Кроме того, идеи глобализма тщательно прививались российским управленцам все последние 30 лет, и на этом фоне доля государства в российской экономике постоянно росла. В результате получилось, что проблема импортозамещения полностью легла на плечи чиновников, которые решали ее в меру своих представлений об интересах Родины. Вопросы вроде занятости населения на высокотехнологических производствах ими, как правило, вообще не учитывались.
Председатель Комитета по экономике Ассоциации нефтепереработчиков и нефтехимиков, профессор, доктор экономических наук Тамара Канделаки отметила, что пока рано делать какие-то выводы по вопросу импортозамещения, поскольку компании и заводы работают, есть определенные успехи с выпуском катализаторов. По ее словам, развитие отраслевого машиностроения — это процесс длительный и сложный даже без всяких санкций:
«Машиностроение требует больших денег, станков, металла и времени. Это сложно и не быстро»,
— указала эксперт.
При этом Канделаки считает, что для успешного импортозамещения в отрасли требуется развитие малого и среднего бизнеса, тогда бы многие процессы шли оперативнее и проще.
Однако если процесс развития машиностроения небыстрый, требующий усилий большого количества смежных отраслей, то, по идее, импортозамещение программного обеспечения должно бы продвигаться быстрее. Однако и оно пробуксовывает. По данным источника в IT-отрасли, все бросились создавать российский софт только в 2022 году. Сейчас разработка и внедрение отечественного программного обеспечения продвигается в галопирующем темпе. Вопрос только в том, почему раньше этим занимались столь размеренно.
Источник также указал, что в ближайшее время софт для объектов критической информационной инфраструктуры (КИИ), к которой относятся и многие объекты ТЭКа, необходимо вносить в специальный реестр. А разработчики ПО ранее написанные программы в этот реестр не внесли, поэтому в дальнейшем с их использованием могут начаться проблемы.
Гендиректор ООО «НААНС-МЕДИА» Тамара Сафонова считает, что многие нефтегазовые компании достигли высоких результатов в области импортозамещения:
«Так, уход зарубежных нефтесервисных компаний с российского рынка в 2022 году не оказал влияния на объём нефтедобычи, который по итогам прошедшего года возрос на 2%. Изменение объёма нефтегазодобычи в России, скорее, следует за изменением спроса на внутреннем и внешнем рынках, чем за участием зарубежных нефтесервисных компаний»,
— пояснила эксперт. Она отметила, что такого результата удалось добиться за счет многолетнего сотрудничества с зарубежными компаниями, российская нефтегазовая отрасль успела приобрести дополнительные компетенций.

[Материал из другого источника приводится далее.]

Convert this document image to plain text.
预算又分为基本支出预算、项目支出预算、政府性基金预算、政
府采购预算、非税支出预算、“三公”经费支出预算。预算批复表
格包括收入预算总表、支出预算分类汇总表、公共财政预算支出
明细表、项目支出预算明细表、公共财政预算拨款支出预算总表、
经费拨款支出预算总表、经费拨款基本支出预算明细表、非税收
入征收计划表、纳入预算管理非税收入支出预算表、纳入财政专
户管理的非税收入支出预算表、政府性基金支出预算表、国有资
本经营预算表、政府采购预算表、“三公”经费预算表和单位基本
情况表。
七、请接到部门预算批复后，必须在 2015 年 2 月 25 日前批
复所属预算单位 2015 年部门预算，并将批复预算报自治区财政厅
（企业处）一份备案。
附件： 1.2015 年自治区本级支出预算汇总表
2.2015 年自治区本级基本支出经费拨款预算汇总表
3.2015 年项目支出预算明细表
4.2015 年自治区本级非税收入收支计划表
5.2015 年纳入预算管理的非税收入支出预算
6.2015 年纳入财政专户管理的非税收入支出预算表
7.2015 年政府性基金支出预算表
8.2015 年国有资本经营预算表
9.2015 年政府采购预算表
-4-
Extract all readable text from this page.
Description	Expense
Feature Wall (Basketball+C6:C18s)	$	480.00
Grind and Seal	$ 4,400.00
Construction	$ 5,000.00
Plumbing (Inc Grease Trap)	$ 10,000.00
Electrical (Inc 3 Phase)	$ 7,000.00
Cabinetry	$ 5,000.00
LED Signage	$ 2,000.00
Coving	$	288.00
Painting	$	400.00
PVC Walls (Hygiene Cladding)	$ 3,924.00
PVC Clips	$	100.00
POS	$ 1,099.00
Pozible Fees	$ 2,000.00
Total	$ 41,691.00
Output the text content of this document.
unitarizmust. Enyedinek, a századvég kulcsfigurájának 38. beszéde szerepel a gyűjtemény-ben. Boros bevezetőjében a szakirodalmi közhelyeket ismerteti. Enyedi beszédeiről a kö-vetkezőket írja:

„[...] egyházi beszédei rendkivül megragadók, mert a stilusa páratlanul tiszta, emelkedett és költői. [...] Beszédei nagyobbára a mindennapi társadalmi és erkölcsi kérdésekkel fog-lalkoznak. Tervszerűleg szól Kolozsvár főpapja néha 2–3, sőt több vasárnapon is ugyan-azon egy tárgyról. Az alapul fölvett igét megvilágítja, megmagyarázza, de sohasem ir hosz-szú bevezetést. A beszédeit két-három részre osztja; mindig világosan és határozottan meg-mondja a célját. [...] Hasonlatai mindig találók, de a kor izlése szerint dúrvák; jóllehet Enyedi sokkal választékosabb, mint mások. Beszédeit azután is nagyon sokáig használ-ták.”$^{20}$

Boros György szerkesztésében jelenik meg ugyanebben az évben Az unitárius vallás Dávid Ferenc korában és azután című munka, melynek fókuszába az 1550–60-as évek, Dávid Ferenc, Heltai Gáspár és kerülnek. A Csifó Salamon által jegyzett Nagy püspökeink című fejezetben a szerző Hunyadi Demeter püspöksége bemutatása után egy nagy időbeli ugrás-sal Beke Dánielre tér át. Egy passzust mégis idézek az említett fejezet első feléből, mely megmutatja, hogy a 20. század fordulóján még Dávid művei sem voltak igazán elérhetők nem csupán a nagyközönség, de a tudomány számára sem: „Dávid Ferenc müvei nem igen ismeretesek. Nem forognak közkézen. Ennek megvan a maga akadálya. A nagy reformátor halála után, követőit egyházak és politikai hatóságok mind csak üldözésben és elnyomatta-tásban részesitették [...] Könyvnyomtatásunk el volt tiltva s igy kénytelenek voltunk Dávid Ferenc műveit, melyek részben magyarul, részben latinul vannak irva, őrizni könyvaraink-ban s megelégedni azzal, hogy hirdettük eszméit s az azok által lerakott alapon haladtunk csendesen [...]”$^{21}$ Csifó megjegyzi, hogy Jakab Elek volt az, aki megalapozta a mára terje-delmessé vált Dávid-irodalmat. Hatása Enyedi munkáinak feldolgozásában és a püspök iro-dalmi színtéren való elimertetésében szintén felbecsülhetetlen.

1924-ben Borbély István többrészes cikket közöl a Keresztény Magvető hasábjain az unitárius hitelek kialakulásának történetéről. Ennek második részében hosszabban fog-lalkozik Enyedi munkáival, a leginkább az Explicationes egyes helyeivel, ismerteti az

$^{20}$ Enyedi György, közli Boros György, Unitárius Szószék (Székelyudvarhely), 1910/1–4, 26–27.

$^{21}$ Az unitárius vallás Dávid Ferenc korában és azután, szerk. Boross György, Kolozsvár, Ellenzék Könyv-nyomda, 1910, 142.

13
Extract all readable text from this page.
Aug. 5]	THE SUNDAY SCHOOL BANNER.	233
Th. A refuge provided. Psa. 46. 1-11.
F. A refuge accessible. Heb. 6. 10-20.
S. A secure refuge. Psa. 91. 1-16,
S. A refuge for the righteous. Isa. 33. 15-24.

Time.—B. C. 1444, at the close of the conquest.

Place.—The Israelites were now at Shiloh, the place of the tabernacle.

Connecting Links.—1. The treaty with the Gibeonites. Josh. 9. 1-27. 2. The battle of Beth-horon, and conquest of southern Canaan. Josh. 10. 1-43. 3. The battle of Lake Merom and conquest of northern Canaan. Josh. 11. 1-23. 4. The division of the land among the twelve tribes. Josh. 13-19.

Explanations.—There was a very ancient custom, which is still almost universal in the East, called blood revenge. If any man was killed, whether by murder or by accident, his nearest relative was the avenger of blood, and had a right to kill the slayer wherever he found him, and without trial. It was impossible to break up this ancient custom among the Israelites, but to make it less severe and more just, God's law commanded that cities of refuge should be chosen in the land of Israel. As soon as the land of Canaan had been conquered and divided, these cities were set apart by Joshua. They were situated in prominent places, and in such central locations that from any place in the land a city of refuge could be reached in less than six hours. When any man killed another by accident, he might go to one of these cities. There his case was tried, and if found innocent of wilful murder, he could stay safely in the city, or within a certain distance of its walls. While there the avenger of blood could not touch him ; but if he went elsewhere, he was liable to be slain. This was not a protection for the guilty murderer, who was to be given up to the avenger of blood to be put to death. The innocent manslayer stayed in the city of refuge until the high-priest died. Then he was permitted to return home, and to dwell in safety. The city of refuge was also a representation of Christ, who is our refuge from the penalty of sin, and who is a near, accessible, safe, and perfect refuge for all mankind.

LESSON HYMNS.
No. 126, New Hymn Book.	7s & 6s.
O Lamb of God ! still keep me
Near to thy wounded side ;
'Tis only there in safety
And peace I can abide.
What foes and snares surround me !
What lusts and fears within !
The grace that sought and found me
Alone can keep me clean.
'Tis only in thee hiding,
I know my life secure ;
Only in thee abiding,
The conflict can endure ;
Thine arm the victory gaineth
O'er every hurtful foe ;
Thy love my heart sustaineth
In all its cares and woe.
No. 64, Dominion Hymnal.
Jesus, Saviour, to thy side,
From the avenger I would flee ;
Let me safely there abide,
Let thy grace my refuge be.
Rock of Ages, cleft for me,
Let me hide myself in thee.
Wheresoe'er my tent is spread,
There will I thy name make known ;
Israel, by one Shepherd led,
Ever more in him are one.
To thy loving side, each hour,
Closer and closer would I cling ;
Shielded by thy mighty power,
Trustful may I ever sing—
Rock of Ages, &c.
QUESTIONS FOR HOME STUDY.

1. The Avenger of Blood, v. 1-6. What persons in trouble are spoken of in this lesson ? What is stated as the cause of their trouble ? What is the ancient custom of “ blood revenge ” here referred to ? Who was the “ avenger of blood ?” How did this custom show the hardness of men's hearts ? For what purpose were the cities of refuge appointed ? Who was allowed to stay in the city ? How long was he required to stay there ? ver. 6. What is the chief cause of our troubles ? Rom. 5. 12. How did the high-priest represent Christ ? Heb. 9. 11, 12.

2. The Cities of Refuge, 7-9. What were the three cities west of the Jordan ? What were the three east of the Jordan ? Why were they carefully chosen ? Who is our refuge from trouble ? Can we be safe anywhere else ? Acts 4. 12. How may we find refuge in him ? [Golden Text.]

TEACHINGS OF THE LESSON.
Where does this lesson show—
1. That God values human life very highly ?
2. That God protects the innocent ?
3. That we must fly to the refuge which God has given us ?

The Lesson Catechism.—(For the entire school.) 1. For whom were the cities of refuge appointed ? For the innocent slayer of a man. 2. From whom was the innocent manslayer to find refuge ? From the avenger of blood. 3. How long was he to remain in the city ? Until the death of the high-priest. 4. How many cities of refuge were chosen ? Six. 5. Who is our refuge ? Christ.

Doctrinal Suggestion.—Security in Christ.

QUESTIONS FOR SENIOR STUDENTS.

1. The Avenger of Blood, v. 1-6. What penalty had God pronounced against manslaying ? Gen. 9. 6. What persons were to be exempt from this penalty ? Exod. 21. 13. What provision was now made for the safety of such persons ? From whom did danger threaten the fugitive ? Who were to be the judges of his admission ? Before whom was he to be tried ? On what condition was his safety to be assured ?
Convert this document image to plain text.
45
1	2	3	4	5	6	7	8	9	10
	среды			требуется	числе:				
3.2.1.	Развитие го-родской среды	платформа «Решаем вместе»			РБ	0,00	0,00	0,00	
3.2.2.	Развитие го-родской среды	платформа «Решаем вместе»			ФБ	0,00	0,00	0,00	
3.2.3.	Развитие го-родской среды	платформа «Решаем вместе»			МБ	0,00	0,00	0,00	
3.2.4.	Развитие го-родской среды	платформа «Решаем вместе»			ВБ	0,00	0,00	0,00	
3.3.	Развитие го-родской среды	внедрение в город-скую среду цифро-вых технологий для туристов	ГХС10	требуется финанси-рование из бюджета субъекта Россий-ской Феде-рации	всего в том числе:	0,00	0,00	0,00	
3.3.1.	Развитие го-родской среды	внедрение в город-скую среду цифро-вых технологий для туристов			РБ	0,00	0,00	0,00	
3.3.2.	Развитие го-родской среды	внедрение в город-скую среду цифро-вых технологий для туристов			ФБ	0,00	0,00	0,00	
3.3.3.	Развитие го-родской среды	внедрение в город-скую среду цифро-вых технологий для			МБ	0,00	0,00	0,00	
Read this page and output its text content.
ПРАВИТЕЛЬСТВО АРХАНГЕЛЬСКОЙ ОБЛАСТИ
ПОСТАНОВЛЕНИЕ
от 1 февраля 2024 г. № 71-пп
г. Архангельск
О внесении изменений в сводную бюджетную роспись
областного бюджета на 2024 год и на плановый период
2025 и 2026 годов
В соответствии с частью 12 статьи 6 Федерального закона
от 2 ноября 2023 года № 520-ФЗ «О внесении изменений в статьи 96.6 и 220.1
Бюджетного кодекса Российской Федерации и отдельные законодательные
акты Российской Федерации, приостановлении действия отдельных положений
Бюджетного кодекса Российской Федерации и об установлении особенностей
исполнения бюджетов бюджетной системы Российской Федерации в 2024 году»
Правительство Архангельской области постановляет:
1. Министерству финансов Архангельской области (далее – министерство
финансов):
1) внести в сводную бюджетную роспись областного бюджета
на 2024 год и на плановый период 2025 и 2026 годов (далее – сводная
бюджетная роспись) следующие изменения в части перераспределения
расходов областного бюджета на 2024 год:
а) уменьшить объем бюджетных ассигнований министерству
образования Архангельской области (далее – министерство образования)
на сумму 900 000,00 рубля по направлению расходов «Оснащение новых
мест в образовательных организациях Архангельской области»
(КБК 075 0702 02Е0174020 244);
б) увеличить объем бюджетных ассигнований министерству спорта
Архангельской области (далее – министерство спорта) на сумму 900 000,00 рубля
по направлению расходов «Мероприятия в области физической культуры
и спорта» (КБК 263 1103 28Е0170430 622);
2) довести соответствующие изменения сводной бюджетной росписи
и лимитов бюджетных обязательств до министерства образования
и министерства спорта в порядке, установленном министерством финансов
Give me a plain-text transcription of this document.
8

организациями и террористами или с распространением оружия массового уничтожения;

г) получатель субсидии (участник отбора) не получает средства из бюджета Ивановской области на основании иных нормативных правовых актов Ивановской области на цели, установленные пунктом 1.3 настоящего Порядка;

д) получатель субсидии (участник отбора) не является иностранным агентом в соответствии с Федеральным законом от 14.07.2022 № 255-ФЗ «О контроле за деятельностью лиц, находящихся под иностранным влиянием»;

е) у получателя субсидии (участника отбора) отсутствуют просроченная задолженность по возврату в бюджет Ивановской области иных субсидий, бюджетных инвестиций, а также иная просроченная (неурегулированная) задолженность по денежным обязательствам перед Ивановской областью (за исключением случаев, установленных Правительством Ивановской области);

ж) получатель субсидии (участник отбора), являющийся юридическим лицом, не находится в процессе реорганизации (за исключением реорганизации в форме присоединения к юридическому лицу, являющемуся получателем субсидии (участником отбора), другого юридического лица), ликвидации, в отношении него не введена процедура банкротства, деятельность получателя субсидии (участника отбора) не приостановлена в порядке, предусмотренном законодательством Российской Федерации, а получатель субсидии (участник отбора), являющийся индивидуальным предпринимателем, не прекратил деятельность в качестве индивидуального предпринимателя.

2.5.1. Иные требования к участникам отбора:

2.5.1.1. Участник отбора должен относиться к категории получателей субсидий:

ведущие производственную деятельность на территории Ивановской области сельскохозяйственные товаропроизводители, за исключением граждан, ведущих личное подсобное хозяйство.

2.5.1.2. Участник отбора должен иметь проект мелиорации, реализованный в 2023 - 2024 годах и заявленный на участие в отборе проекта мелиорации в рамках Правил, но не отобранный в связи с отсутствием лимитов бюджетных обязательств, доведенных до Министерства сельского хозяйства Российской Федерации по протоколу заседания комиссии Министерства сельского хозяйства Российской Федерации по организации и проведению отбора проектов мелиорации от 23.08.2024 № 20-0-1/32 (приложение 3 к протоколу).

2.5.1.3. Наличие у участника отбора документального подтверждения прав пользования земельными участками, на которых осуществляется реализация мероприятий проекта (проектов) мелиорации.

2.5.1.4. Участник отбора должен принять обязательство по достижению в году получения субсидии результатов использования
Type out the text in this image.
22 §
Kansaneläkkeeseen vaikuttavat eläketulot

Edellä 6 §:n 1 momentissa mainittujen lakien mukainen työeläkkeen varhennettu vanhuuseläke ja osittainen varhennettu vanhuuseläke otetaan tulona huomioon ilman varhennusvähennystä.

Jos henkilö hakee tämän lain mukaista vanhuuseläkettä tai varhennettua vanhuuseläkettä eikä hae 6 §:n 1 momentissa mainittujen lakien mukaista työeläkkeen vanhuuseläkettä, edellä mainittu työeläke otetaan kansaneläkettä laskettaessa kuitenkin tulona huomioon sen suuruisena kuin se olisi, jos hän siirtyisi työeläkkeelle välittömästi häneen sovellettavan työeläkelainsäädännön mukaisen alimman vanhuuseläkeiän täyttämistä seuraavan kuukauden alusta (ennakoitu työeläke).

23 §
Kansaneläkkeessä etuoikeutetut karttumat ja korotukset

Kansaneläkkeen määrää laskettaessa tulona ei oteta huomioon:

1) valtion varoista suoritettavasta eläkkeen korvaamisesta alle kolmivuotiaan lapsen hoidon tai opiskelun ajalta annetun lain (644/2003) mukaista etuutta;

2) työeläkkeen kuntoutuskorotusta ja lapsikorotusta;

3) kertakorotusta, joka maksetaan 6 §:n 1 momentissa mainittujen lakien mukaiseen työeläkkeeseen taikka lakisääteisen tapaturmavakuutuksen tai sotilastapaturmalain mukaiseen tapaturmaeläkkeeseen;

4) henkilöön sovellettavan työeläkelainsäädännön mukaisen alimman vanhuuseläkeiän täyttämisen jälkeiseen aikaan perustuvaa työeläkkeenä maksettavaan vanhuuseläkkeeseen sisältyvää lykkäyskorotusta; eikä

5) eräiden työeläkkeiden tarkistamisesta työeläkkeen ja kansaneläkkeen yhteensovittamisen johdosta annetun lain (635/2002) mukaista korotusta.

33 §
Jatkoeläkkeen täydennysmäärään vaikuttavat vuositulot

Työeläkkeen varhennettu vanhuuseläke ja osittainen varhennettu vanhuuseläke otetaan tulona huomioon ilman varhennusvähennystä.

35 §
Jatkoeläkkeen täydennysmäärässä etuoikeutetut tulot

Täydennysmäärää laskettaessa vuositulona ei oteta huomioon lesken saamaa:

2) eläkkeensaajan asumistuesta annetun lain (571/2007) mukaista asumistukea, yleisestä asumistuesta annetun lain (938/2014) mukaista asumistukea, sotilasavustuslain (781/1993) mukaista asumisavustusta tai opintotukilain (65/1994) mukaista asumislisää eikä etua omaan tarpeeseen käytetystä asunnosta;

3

По ее мнению, наступивший 2023 год будет годом открытия новых возможностей для российского энергетического сектора, в том числе и в импортозамещении.
Тем не менее пока очевидно, что без государственного протекционизма российскому правительству будет сложно в полной мере перезапустить производственный комплекс страны, даже волшебный «толчок» в виде «адских западных санкций» работает не очень эффективно. Вместо развития производства в России бизнес занял выжидательную позицию.
Согласно последним результатам опроса Банка России, из-за экономической неопределенности замещать импорт планировали менее 10% компаний. Более высокий уровень активности таких проектов в машиностроении, поскольку они поддерживаются госпрограммами. При этом большинство предприятий все же находятся в активном поиске альтернативных источников выбывшего импорта.